Les intentions du roman sont plus que louables, et très ambitieuses. Il s'agit, à travers l'épopée d'une jeune femme enceinte alors qu'elle est vierge, d'inventer une nouvelle mythologie moderne, qui mélangerait une imagerie empruntée aux peintres flamands des origines et à la société contemporaine. On croise donc ici des personnages homeriens aussi bien que des grosses bagnoles. L'impression qui s'en dégage est un mélange entre Les Saisons de Maurice Pons, pour le côté monstrueux, scabreux, scato même parfois, et une sorte de cinquième Evangile, pour le mysticisme et l'écriture très solennelle de l'ensemble. Le mélange, contre toute attente, prend bien : Emmanuelle sillonne une France revenue à la sauvagerie d'antan, se livrant à des rites païens étranges ou des mises à mort brutales, où le pouvoir des élites est mise à mal et remplacée par de l'humain, dans ce qu'il a de plus direct, de plus charnel. Il est beaucoup question de chair dans le roman, aussi bien par les occurrences sexuelles (LA chose qui a fait défaut au personnage, donc) que par les récurrences de l'appartenance au monde que le roman égrène à travers l'allégorie. Emmanuelle est fortement ancrée dans le monde, même si elle s'y soustrait malgré tout, et cet ancrage est symbolisé par mille détails incarnés : son ventre qui grossit, ses nombreuses masturbations, les scènes où la merde devient une sorte de rituel étrange, le corps des autres aussi, de tous les personnages qu'elle croise sur sa route. Le roman est aussi géographique, la jeune femme traverse les territoires (les noms sont changés, là aussi pour créer une sorte de géographie "à la fantasy", reconnaissable et en même temps étrangère), Clermont-Ferrand, Lourdes, Aigues-Mortes... Le récit se fait, détail important, depuis un bateau placé au milieu de nulle part, dans un monologue prononcé par la fille d'Emmanuelle (sorte de Christ démystifié) et adressé à des passagers inconnus...

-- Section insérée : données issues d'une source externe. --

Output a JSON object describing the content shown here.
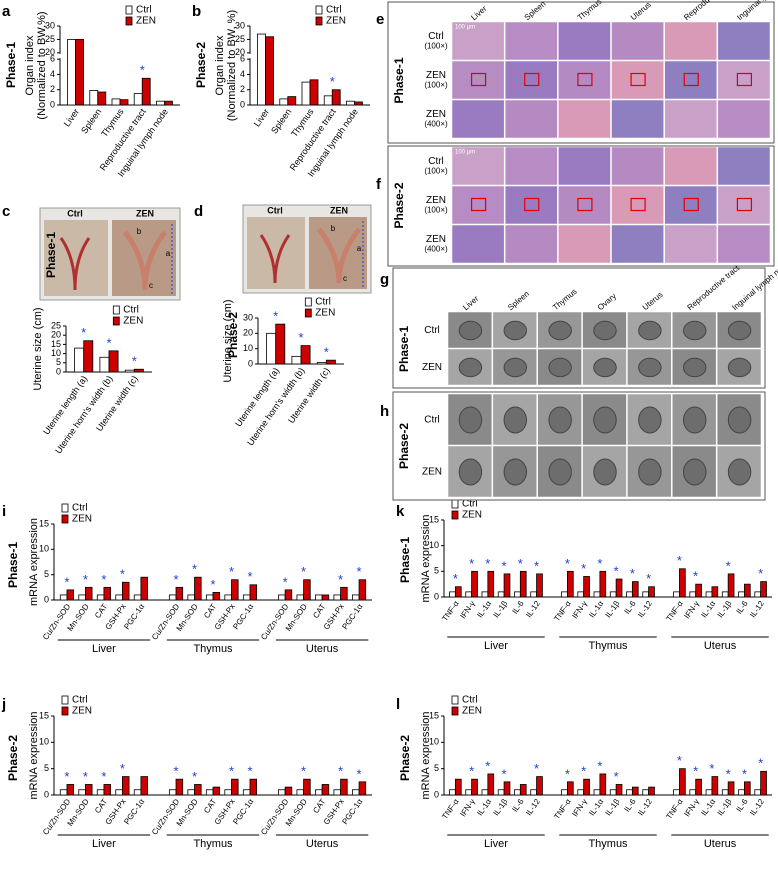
{
  "chart_data": [
    {
      "type": "bar",
      "panel": "a",
      "phase": "Phase-1",
      "ylabel": [
        "Organ index",
        "(Normalized to BW,%)"
      ],
      "categories": [
        "Liver",
        "Spleen",
        "Thymus",
        "Reproductive tract",
        "Inguinal lymph node"
      ],
      "series": [
        {
          "name": "Ctrl",
          "color": "#ffffff",
          "values": [
            25,
            1.9,
            0.8,
            1.5,
            0.5
          ]
        },
        {
          "name": "ZEN",
          "color": "#cc0000",
          "values": [
            25,
            1.7,
            0.7,
            3.5,
            0.5
          ]
        }
      ],
      "ylim": [
        0,
        30
      ],
      "axis_break": [
        6,
        20
      ],
      "yticks": [
        0,
        2,
        4,
        6,
        20,
        25,
        30
      ],
      "sig": [
        false,
        false,
        false,
        true,
        false
      ],
      "sig_label": "*",
      "legend": "upper right"
    },
    {
      "type": "bar",
      "panel": "b",
      "phase": "Phase-2",
      "ylabel": [
        "Organ index",
        "(Normalized to BW, %)"
      ],
      "categories": [
        "Liver",
        "Spleen",
        "Thymus",
        "Reproductive tract",
        "Inguinal lymph node"
      ],
      "series": [
        {
          "name": "Ctrl",
          "color": "#ffffff",
          "values": [
            27,
            0.8,
            3,
            1.2,
            0.5
          ]
        },
        {
          "name": "ZEN",
          "color": "#cc0000",
          "values": [
            26,
            1.1,
            3.3,
            2,
            0.4
          ]
        }
      ],
      "ylim": [
        0,
        30
      ],
      "axis_break": [
        6,
        20
      ],
      "yticks": [
        0,
        2,
        4,
        6,
        20,
        25,
        30
      ],
      "sig": [
        false,
        false,
        false,
        true,
        false
      ],
      "sig_label": "*",
      "legend": "upper right"
    },
    {
      "type": "bar",
      "panel": "c",
      "phase": "Phase-1",
      "ylabel": [
        "Uterine size (cm)"
      ],
      "categories": [
        "Uterine length (a)",
        "Uterine horn's width (b)",
        "Uterine width (c)"
      ],
      "series": [
        {
          "name": "Ctrl",
          "color": "#ffffff",
          "values": [
            13,
            8,
            1
          ]
        },
        {
          "name": "ZEN",
          "color": "#cc0000",
          "values": [
            17,
            11.5,
            1.5
          ]
        }
      ],
      "ylim": [
        0,
        25
      ],
      "yticks": [
        0,
        5,
        10,
        15,
        20,
        25
      ],
      "sig": [
        true,
        true,
        true
      ],
      "sig_label": "*",
      "legend": "upper right",
      "photo": {
        "left": "Ctrl",
        "right": "ZEN",
        "marks": [
          "b",
          "a",
          "c"
        ]
      }
    },
    {
      "type": "bar",
      "panel": "d",
      "phase": "Phase-2",
      "ylabel": [
        "Uterine size (cm)"
      ],
      "categories": [
        "Uterine length (a)",
        "Uterine horn's width (b)",
        "Uterine width (c)"
      ],
      "series": [
        {
          "name": "Ctrl",
          "color": "#ffffff",
          "values": [
            20,
            5,
            1
          ]
        },
        {
          "name": "ZEN",
          "color": "#cc0000",
          "values": [
            26,
            12,
            2.5
          ]
        }
      ],
      "ylim": [
        0,
        30
      ],
      "yticks": [
        0,
        10,
        20,
        30
      ],
      "sig": [
        true,
        true,
        true
      ],
      "sig_label": "*",
      "legend": "upper right",
      "photo": {
        "left": "Ctrl",
        "right": "ZEN",
        "marks": [
          "b",
          "a",
          "c"
        ]
      }
    },
    {
      "type": "bar",
      "panel": "i",
      "phase": "Phase-1",
      "ylabel": [
        "mRNA expression"
      ],
      "groups": [
        "Liver",
        "Thymus",
        "Uterus"
      ],
      "categories": [
        "Cu/Zn-SOD",
        "Mn-SOD",
        "CAT",
        "GSH-Px",
        "PGC-1α",
        "Cu/Zn-SOD",
        "Mn-SOD",
        "CAT",
        "GSH-Px",
        "PGC-1α",
        "Cu/Zn-SOD",
        "Mn-SOD",
        "CAT",
        "GSH-Px",
        "PGC-1α"
      ],
      "series": [
        {
          "name": "Ctrl",
          "color": "#ffffff",
          "values": [
            1,
            1,
            1,
            1,
            1,
            1,
            1,
            1,
            1,
            1,
            1,
            1,
            1,
            1,
            1
          ]
        },
        {
          "name": "ZEN",
          "color": "#cc0000",
          "values": [
            2,
            2.5,
            2.5,
            3.5,
            4.5,
            2.5,
            4.5,
            1.5,
            4,
            3,
            2,
            4,
            1,
            2.5,
            4
          ]
        }
      ],
      "ylim": [
        0,
        15
      ],
      "yticks": [
        0,
        5,
        10,
        15
      ],
      "sig": [
        true,
        true,
        true,
        true,
        false,
        true,
        true,
        true,
        true,
        true,
        true,
        true,
        false,
        true,
        true
      ],
      "sig_label": "*",
      "legend": "upper left"
    },
    {
      "type": "bar",
      "panel": "j",
      "phase": "Phase-2",
      "ylabel": [
        "mRNA expression"
      ],
      "groups": [
        "Liver",
        "Thymus",
        "Uterus"
      ],
      "categories": [
        "Cu/Zn-SOD",
        "Mn-SOD",
        "CAT",
        "GSH-Px",
        "PGC-1α",
        "Cu/Zn-SOD",
        "Mn-SOD",
        "CAT",
        "GSH-Px",
        "PGC-1α",
        "Cu/Zn-SOD",
        "Mn-SOD",
        "CAT",
        "GSH-Px",
        "PGC-1α"
      ],
      "series": [
        {
          "name": "Ctrl",
          "color": "#ffffff",
          "values": [
            1,
            1,
            1,
            1,
            1,
            1,
            1,
            1,
            1,
            1,
            1,
            1,
            1,
            1,
            1
          ]
        },
        {
          "name": "ZEN",
          "color": "#cc0000",
          "values": [
            2,
            2,
            2,
            3.5,
            3.5,
            3,
            2,
            1.5,
            3,
            3,
            1.5,
            3,
            2,
            3,
            2.5
          ]
        }
      ],
      "ylim": [
        0,
        15
      ],
      "yticks": [
        0,
        5,
        10,
        15
      ],
      "sig": [
        true,
        true,
        true,
        true,
        false,
        true,
        true,
        false,
        true,
        true,
        false,
        true,
        false,
        true,
        true
      ],
      "sig_label": "*",
      "legend": "upper left"
    },
    {
      "type": "bar",
      "panel": "k",
      "phase": "Phase-1",
      "ylabel": [
        "mRNA expression"
      ],
      "groups": [
        "Liver",
        "Thymus",
        "Uterus"
      ],
      "categories": [
        "TNF-α",
        "IFN-γ",
        "IL-1α",
        "IL-1β",
        "IL-6",
        "IL-12",
        "TNF-α",
        "IFN-γ",
        "IL-1α",
        "IL-1β",
        "IL-6",
        "IL-12",
        "TNF-α",
        "IFN-γ",
        "IL-1α",
        "IL-1β",
        "IL-6",
        "IL-12"
      ],
      "series": [
        {
          "name": "Ctrl",
          "color": "#ffffff",
          "values": [
            1,
            1,
            1,
            1,
            1,
            1,
            1,
            1,
            1,
            1,
            1,
            1,
            1,
            1,
            1,
            1,
            1,
            1
          ]
        },
        {
          "name": "ZEN",
          "color": "#cc0000",
          "values": [
            2,
            5,
            5,
            4.5,
            5,
            4.5,
            5,
            4,
            5,
            3.5,
            3,
            2,
            5.5,
            2.5,
            2,
            4.5,
            2.5,
            3
          ]
        }
      ],
      "ylim": [
        0,
        15
      ],
      "yticks": [
        0,
        5,
        10,
        15
      ],
      "sig": [
        true,
        true,
        true,
        true,
        true,
        true,
        true,
        true,
        true,
        true,
        true,
        true,
        true,
        true,
        false,
        true,
        false,
        true
      ],
      "sig_label": "*",
      "legend": "upper left"
    },
    {
      "type": "bar",
      "panel": "l",
      "phase": "Phase-2",
      "ylabel": [
        "mRNA expression"
      ],
      "groups": [
        "Liver",
        "Thymus",
        "Uterus"
      ],
      "categories": [
        "TNF-α",
        "IFN-γ",
        "IL-1α",
        "IL-1β",
        "IL-6",
        "IL-12",
        "TNF-α",
        "IFN-γ",
        "IL-1α",
        "IL-1β",
        "IL-6",
        "IL-12",
        "TNF-α",
        "IFN-γ",
        "IL-1α",
        "IL-1β",
        "IL-6",
        "IL-12"
      ],
      "series": [
        {
          "name": "Ctrl",
          "color": "#ffffff",
          "values": [
            1,
            1,
            1,
            1,
            1,
            1,
            1,
            1,
            1,
            1,
            1,
            1,
            1,
            1,
            1,
            1,
            1,
            1
          ]
        },
        {
          "name": "ZEN",
          "color": "#cc0000",
          "values": [
            3,
            3,
            4,
            2.5,
            2,
            3.5,
            2.5,
            3,
            4,
            2,
            1.5,
            1.5,
            5,
            3,
            3.5,
            2.5,
            2.5,
            4.5
          ]
        }
      ],
      "ylim": [
        0,
        15
      ],
      "yticks": [
        0,
        5,
        10,
        15
      ],
      "sig": [
        false,
        true,
        true,
        true,
        false,
        true,
        true,
        true,
        true,
        true,
        false,
        false,
        true,
        true,
        true,
        true,
        true,
        true
      ],
      "sig_label": "*",
      "legend": "upper left"
    }
  ],
  "image_panels": [
    {
      "panel": "e",
      "phase": "Phase-1",
      "columns": [
        "Liver",
        "Spleen",
        "Thymus",
        "Uterus",
        "Reproductive tract",
        "Inguinal lymph node"
      ],
      "rows": [
        [
          "Ctrl",
          "(100×)"
        ],
        [
          "ZEN",
          "(100×)"
        ],
        [
          "ZEN",
          "(400×)"
        ]
      ],
      "scale_bar": "100 μm"
    },
    {
      "panel": "f",
      "phase": "Phase-2",
      "rows": [
        [
          "Ctrl",
          "(100×)"
        ],
        [
          "ZEN",
          "(100×)"
        ],
        [
          "ZEN",
          "(400×)"
        ]
      ],
      "scale_bar": "100 μm"
    },
    {
      "panel": "g",
      "phase": "Phase-1",
      "columns": [
        "Liver",
        "Spleen",
        "Thymus",
        "Ovary",
        "Uterus",
        "Reproductive tract",
        "Inguinal lymph node"
      ],
      "rows": [
        [
          "Ctrl"
        ],
        [
          "ZEN"
        ]
      ]
    },
    {
      "panel": "h",
      "phase": "Phase-2",
      "rows": [
        [
          "Ctrl"
        ],
        [
          "ZEN"
        ]
      ]
    }
  ]
}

Tout ça tresse un livre intrigant, parfois passionnant (les rites scato du début), mais s'échoue aussi contre sa propre originalité. On a du mal à saisir exactement le texte par quelque fil que ce soit, et l'écriture de Lucas-Gary brouille encore plus les pistes par des ellipses trop prononcées, par des élans poétiques parfois un peu longs et appuyés. On a du mal à s'accrocher à ces lignes trop abandonnées à l'errance, trop abstraites, trop écrites même si on peut dire : l'auteure veut faire la poète, et se heurte à son propre texte. Celui-ci aurait mérité d'être beaucoup plus charnel, sexuel, concret, et il se perd souvent dans des longues échappées un peu fleur bleue sur la nature, sur le paysage ou le climat. De plus tous les épisodes ne se valent pas, et on dirait que le roman promet beaucoup et donne peu, trop cérébral, trop conceptuel, trop éloigné de l'Humain. Du coup, l'idée singulière de la "mère vierge" disparaît sous ces pages hyper-réfléchies, et on se désintéresse peu à peu du personnage pour suivre difficilement une trame qui échappe, un style trop scolaire. On attendra donc le troisième roman pour retrouver la demoiselle, pour celui-ci je l'ai un peu perdue. Et j'en suis le premier désolé.